SAN FRANCISCO - A pair of orbiting satellites have surveyed the Earth's water in unprecedented detail, showing sharp decreases in parts of Africa over the past five years, scientists said on Tuesday.

 


"This is the first time we have been able to track these variations," Jay Famiglietti, an Earth system sciences professor at the University of California, Irvine, told the fall meeting of the American Geophysical Union. "It's a very sensitive indicator of climate change."

By detecting the gravitation pull of water, the Gravity Recovery and Climate Experiment, or GRACE, launched in 2002, measures water both above and below the Earth's surface, amounts that are in constant flux.
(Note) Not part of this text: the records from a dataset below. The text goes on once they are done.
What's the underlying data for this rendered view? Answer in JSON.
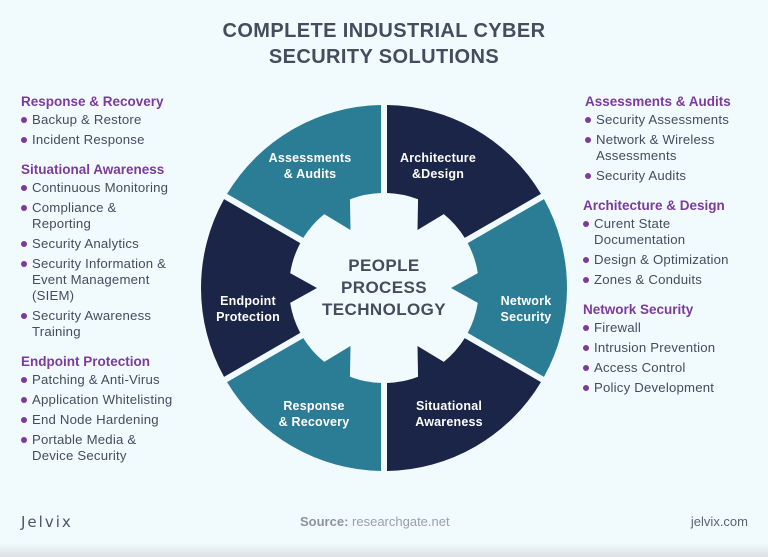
{
  "title": {
    "line1": "COMPLETE INDUSTRIAL CYBER",
    "line2": "SECURITY SOLUTIONS"
  },
  "colors": {
    "background": "#f1fbfe",
    "teal": "#2b7d96",
    "navy": "#1a2548",
    "accent_purple": "#7a3b9c",
    "text_dark": "#434d5e"
  },
  "left_sections": [
    {
      "title": "Response & Recovery",
      "items": [
        "Backup & Restore",
        "Incident Response"
      ]
    },
    {
      "title": "Situational Awareness",
      "items": [
        "Continuous Monitoring",
        "Compliance & Reporting",
        "Security Analytics",
        "Security Information & Event Management (SIEM)",
        "Security Awareness Training"
      ]
    },
    {
      "title": "Endpoint Protection",
      "items": [
        "Patching & Anti-Virus",
        "Application Whitelisting",
        "End Node Hardening",
        "Portable Media & Device Security"
      ]
    }
  ],
  "right_sections": [
    {
      "title": "Assessments & Audits",
      "items": [
        "Security Assessments",
        "Network & Wireless Assessments",
        "Security Audits"
      ]
    },
    {
      "title": "Architecture & Design",
      "items": [
        "Curent State Documentation",
        "Design & Optimization",
        "Zones & Conduits"
      ]
    },
    {
      "title": "Network Security",
      "items": [
        "Firewall",
        "Intrusion Prevention",
        "Access Control",
        "Policy Development"
      ]
    }
  ],
  "wheel": {
    "center_lines": [
      "PEOPLE",
      "PROCESS",
      "TECHNOLOGY"
    ],
    "segments": [
      {
        "label_lines": [
          "Architecture",
          "&Design"
        ],
        "color": "navy"
      },
      {
        "label_lines": [
          "Network",
          "Security"
        ],
        "color": "teal"
      },
      {
        "label_lines": [
          "Situational",
          "Awareness"
        ],
        "color": "navy"
      },
      {
        "label_lines": [
          "Response",
          "& Recovery"
        ],
        "color": "teal"
      },
      {
        "label_lines": [
          "Endpoint",
          "Protection"
        ],
        "color": "navy"
      },
      {
        "label_lines": [
          "Assessments",
          "& Audits"
        ],
        "color": "teal"
      }
    ]
  },
  "footer": {
    "logo": "Jelvix",
    "source_label": "Source:",
    "source_value": "researchgate.net",
    "site": "jelvix.com"
  }
}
The nearly five-year-old partnership between NASA and the German Aerospace Center has found that over a three-year period water storage along the Congo River Basin has decreased by nearly double the amount Africans consume annually, excluding irrigation, Famiglietti said.

The GRACE data also found drying along the Zambezi and Nile basins in Africa, and increases along the American Mississippi and Colorado River basins.

"We know that things go up and down so there is no cause for alarm," Famiglietti said, adding that scientists need a longer period of data to make more definitive conclusions.


CHANGING WATER PATTERNS

GRACE earlier this year showed Greenland's massive ice sheet is melting much quicker than estimated and that the Antarctic ice sheet was shrinking significantly. Many scientists are more concerned about these ice melting trends, in which they say global warming plays a significant role.

If properly used, GRACE's data could help people react to changing water patterns. For example, information about snow packs on mountains that will later melt could prove valuable to farmers.

"If you are a farmer downstream and you know that this year there is a lot of snow up there, then you can say well this is going to be a good year for crops," said Matt Rodell, a hydrologist at the NASA Goddard Space Flight Center.

"This is actually happening in Lake Chad. ...They can have a prediction based on GRACE a month or two or three in advance."

Yet the raw data is not easily digested by the layman.

"If you are a farmer and want to know what about my back yard right here, you really need to combine that with other data in these models," said Michael Watkins, GRACE's project scientist. "I'm not sure the typical person in Egypt would simply download the GRACE data. The local agencies need to work with that data."